Over the course of an 82-game NBA regular season, most games are pretty good. Sure, some are duds. But I like the run-of-the-mill game in the middle of the season. My standard post-game notebook is built for their incidental pleasures and random occurrences. For the match-ups and great plays and the glimpses of young players developing and colorful bits of in-arena action and other items not necessarily crucial to the course of a season.
But some games overwhelm all that. Some games you don't even want to write about. You just want to wave your arms and point. Or turn into Chris Farley. Do you remember that Rudy Gay dunk? That was awesome. That Tony Parker three at the end of regulation? Oh man. What, you missed it? Your loss pal.
For three quarters and change, this was already at a playoff intensity. But it was controlled enough to savor the usual details.
There was Tony Allen, on his birthday, with his gas turned up. Moving with purpose and rare efficiency on both ends. Getting steals, getting in transition, quick to loose balls.
There was the great moment late in the first half where Allen came in for a defensive possession, immediately forced a turnover, gave his trademark “first down” signal, then went and sat back down. All in the game.
There was Marc Gasol and Tim Duncan, going at each other in a match-up of tough, skilled big men that feels like my own personal basketball heaven. Gasol blocked Duncan at the rim twice in one possession. He hit Duncan's trademark bank shot over the master himself. He faced up on Duncan, drove right, spun left, and kissed the ball off glass yet again. And Duncan gave as good as he got.
There was the Spurs in transition, always finding their shooters, who were always finding their spots.
There was Tony Parker in the pick-and-roll: Getting Zach Randolph on a switch, getting around him, and finding Randolph's man, Tiago Splitter, for a baseline layup. Surgery.
There was the epic, sad-trombone miscommunication at the end of the third quarter when, down 71-68, Jerryd Bayless and Rudy Gay managed to botch a two-on-none fastbreak and give their coach a near coronary on the sideline.
There was the standard “basketball is a game of runs,” with the Grizzlies building a 12-point lead in the third quarter, only to watch their offense go flat and the Spurs to go on a 31-12 run over a 12 minute stretch to take a seven-point lead of their own in the final quarter.
From there, it could have gone either way.

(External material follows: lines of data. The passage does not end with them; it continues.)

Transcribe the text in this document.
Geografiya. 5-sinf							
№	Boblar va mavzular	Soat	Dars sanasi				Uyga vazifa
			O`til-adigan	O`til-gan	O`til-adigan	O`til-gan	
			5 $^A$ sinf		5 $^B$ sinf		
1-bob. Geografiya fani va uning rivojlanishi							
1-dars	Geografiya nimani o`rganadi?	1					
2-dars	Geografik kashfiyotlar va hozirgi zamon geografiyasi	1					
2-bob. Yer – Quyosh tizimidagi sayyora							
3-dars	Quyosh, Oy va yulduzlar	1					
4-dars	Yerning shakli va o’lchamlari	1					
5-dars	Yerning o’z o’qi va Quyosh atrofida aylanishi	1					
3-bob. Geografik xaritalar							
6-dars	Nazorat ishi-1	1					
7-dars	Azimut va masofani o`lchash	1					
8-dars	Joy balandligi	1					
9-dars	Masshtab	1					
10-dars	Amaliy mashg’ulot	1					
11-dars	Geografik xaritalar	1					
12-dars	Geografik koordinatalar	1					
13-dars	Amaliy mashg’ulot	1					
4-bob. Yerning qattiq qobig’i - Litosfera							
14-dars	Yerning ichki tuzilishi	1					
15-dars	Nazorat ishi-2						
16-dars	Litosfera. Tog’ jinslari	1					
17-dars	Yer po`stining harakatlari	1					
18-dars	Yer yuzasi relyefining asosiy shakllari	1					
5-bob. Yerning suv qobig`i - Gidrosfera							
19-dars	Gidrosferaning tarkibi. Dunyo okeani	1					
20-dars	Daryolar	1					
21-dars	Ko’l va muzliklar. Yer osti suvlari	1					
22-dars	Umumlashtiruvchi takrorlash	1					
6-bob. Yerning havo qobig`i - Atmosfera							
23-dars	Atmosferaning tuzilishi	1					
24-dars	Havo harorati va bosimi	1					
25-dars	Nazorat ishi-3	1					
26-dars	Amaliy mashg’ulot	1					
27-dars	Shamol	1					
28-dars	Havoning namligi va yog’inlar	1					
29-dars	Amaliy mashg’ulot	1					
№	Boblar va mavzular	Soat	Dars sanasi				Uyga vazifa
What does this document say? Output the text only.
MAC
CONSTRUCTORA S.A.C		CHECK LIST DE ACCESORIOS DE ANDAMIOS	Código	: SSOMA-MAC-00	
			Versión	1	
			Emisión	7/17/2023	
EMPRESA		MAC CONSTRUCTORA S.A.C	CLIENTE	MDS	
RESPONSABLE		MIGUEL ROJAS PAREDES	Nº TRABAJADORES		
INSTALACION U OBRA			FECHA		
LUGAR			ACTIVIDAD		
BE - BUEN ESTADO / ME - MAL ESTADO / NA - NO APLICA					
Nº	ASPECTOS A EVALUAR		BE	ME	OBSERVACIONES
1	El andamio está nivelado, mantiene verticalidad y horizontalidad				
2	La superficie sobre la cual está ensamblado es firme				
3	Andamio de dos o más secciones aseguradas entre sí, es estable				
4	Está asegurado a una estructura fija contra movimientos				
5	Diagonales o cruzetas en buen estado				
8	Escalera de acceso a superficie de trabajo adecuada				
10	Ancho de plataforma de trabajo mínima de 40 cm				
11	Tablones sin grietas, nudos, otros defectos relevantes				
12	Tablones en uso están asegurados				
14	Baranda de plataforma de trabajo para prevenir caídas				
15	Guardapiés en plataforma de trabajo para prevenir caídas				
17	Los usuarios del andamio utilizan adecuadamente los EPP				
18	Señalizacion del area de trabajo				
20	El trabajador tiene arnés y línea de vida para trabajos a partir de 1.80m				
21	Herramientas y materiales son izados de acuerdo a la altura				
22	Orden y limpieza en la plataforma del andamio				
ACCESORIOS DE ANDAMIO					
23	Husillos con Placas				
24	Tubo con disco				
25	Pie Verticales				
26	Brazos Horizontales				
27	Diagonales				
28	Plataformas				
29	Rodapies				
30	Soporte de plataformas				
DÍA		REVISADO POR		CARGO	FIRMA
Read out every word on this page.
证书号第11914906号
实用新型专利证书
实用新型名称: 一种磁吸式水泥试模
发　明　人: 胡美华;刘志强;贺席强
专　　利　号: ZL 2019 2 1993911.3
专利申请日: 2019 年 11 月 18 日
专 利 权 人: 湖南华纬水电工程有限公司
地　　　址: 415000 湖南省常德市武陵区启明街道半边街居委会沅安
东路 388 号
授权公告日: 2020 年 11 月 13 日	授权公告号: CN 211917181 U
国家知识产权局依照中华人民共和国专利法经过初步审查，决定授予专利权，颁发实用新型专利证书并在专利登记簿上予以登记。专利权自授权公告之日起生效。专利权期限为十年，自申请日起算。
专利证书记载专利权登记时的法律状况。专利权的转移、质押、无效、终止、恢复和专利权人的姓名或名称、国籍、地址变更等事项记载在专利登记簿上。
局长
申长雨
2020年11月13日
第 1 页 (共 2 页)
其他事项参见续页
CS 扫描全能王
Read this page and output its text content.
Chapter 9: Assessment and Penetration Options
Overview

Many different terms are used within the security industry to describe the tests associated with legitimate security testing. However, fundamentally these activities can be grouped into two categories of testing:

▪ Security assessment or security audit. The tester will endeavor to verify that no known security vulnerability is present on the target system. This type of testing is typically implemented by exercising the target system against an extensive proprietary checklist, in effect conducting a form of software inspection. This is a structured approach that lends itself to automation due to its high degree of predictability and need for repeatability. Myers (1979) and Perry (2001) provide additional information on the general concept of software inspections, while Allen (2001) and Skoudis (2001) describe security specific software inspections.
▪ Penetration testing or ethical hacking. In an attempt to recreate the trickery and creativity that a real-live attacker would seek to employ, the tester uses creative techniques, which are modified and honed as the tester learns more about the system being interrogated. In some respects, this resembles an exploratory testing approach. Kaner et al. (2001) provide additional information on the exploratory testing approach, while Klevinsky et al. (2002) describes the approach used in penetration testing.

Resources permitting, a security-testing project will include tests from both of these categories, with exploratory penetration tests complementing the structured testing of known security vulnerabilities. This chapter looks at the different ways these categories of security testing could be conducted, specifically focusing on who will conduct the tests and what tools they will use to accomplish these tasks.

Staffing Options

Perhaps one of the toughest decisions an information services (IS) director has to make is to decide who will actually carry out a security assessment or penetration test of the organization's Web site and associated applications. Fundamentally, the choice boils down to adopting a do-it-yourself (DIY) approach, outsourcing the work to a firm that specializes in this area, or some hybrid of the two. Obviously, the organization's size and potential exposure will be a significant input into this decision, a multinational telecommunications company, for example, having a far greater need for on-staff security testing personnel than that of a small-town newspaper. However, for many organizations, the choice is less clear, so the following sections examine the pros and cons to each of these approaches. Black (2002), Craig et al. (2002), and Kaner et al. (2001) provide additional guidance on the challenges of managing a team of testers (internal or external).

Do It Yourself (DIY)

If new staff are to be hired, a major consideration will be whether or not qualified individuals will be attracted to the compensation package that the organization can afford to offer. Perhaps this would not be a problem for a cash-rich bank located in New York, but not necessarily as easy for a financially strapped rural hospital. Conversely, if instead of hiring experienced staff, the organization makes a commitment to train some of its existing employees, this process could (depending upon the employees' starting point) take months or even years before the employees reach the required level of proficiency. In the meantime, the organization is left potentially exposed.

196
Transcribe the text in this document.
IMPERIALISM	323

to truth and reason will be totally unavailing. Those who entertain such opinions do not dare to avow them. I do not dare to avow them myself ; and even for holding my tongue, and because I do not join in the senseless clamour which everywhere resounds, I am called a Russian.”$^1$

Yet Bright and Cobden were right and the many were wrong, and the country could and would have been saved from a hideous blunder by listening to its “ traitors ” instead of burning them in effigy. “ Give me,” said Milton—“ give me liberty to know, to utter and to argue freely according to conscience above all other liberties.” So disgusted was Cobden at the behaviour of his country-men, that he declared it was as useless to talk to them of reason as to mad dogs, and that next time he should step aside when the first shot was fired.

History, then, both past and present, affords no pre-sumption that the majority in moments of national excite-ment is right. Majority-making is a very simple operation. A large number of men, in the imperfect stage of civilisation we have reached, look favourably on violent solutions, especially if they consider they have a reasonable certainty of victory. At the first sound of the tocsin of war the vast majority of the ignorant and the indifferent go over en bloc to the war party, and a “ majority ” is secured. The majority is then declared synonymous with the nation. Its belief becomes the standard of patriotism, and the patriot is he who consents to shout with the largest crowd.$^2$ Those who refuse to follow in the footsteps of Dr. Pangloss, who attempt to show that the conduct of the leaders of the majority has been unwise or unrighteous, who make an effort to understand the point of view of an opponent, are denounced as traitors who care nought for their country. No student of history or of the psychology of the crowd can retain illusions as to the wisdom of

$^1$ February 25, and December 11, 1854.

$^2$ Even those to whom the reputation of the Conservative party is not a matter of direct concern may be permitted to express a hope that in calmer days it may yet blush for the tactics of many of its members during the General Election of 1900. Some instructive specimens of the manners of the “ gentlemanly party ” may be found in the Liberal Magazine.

The Spurs could pull away and the drama could dwindle. Or the Grizzlies could rally and we could get a big finish. Energy was there, but nothing would fall: Mike Conley got a steal but Allen missed a short jumper on the break. The Grizzlies get the loose ball and Darrell Arthur misses a dunk. The Grizzlies force a turnover and a Rudy Gay jumper spins around the rim and pops out.
Finally a shot falls — Gay from long-range — and from there on we got what could have been Game 7 from that series two years ago.
Stephen Jackson falls or flops and Arthur hits a soft baseline jumper to tie. Randolph faces up Duncan and darts past him to float one in. Parker spins in the lane and hits a teardrop. Gay looks to Lionel Hollins for instruction on an in-bounds and loses Kawhi Leonard just long enough for Leonard to slip to the rim for a lay-up. Spurs by four. Three minutes left.
Then the Spurs got up. Gay helped, missing two free throws. But it still took two Spurs three-pointers in the final five seconds — the last from Parker, at the buzzer, streaking all the way down court with 3.5 seconds to go, Gay running with him but no-one fouling or even really pressuring in a bad defensive lapse — to send the game to an overtime that didn't seem possible just seconds before.
It was like a great Bruce Springsteen concert, with overtime as encore.
Parker corner three. Randolph willing one in. Duncan blocking Gasol. A missed goal-tend call on a clean Gay block that was overturned but a penalty anyway, with a jump ball at center court.
Hollins tried to bring Gasol back off the bench for the jump, but it wasn't allowed, which was maybe fortunate. Forced to jump against Duncan, Arthur — the Man of the Match, for the record — won it and Gay got redemption, pulling up from 14-feet for the go-ahead bucket. Final punctuation couldn't have been more appropriate: Allen racing down a loose ball and sending it ahead to Arthur for an exclamation dunk. The best basketball game played in FedExForum this season.
Season series now even. The Grizzlies, on a four-game winning streak, now only 1.5 games back of the Spurs. And they'll do it again next Wednesday in San Antonio.